Deon Cole. Was a big fan of him back when he was a writer doing bits on "Conan," like January Jones. His bit when he gave comments while riding a desk moving across the stage and ending all jokes with "Then shut the hell up" was amazing. He wrote and was a regular on "Blackish." How a staff had a cool guy like this and an uber dork like Jordan Schlansky is hard to fathom. 


And here are the comedian ready to replace these four’s spots as up-and-coming comedians who make it huge among comedians. Think Louis C.K. before all the jerking off. 

Emma Willman. She is like Ellen’s younger and edgier sister. Her act is her life: she is a lesbian from a small town in Maine. And she is candid about her learning disabilities. All of this adds up to an honest, genuine and really sweet person. And she is funny as hell. Have written jokes for her, so I admit I am biased, but she is the real thing. Honestly feel and hope she makes it big. 

Dan LaMorte. Follow him on Twitter and have seen his stand up on YouTube. Burly bearded guy. Great stuff about being an ex-jock and stoner living at home. And he is a good writer. I am biased for good Twitter writers. And a nice guy. 

Erica Rhodes. A legitimate working actress who has had big parts on “Modern Family” and others. Being hot looking also does not hurt Erica. She is also smart and a damn good writer on Twitter. 

Babs Gray. Sexy in the busty librarian way. Also a great Twitter writer and climbing in the stand up world in LA. 

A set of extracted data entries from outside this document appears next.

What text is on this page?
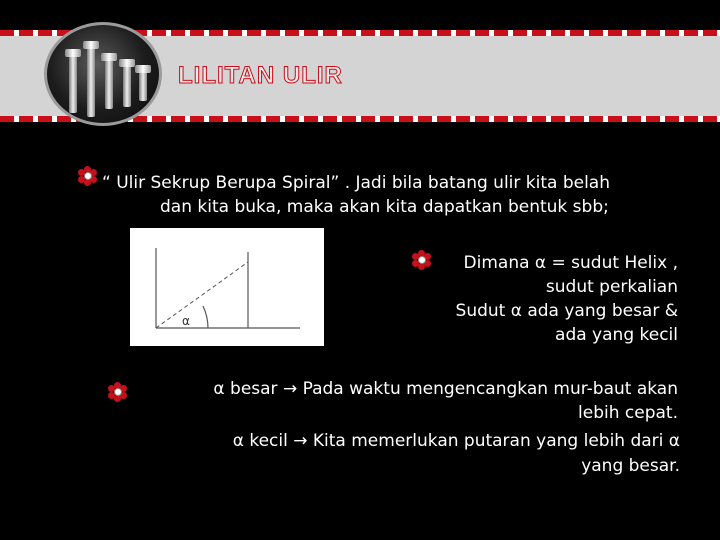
LILITAN ULIR
“ Ulir Sekrup Berupa Spiral” . Jadi bila batang ulir kita belah
dan kita buka, maka akan kita dapatkan bentuk sbb;
α
Dimana α = sudut Helix ,
sudut perkalian
Sudut α ada yang besar &
ada yang kecil
α besar → Pada waktu mengencangkan mur-baut akan
lebih cepat.
α kecil → Kita memerlukan putaran yang lebih dari α
yang besar.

Marie Connor. Have not seen her act, but she is beyond brilliant on Twitter. Politically savvy and succinct. Damn good writer. Also a lesbian. Mention it because, like Emma, it is a big part of her act.

Claude Shires. We were La Jolla Comedy Store buddies. He has done a few national commercials. McDonalds included. Used to beg him to do his "Groundskeeper Willy" impression from "The Simpsons." Good family man and very talented. One of the last of our 90's La Jolla Comedy Store crew connections with Bobby Lee, who took off on "Mad TV" and Vicky Barbolak who, as we speak, is getting way overdue recognition on "America's Got Talent." (I've got a whole other story about Vicky for another occasion that will turn your genitals to hummus) 

Lang Parker. Good ol' Wisconsin girl and world class dog owner with the cutest dog in the world besides Wally, Bennie. She works hard, hits the road in her car drives all night to perform in Oregon, Washington and Arizona - takes Bennie with her - and deserves a huge, big ass break. She is very funny and has a ton of positive energy. Clean too.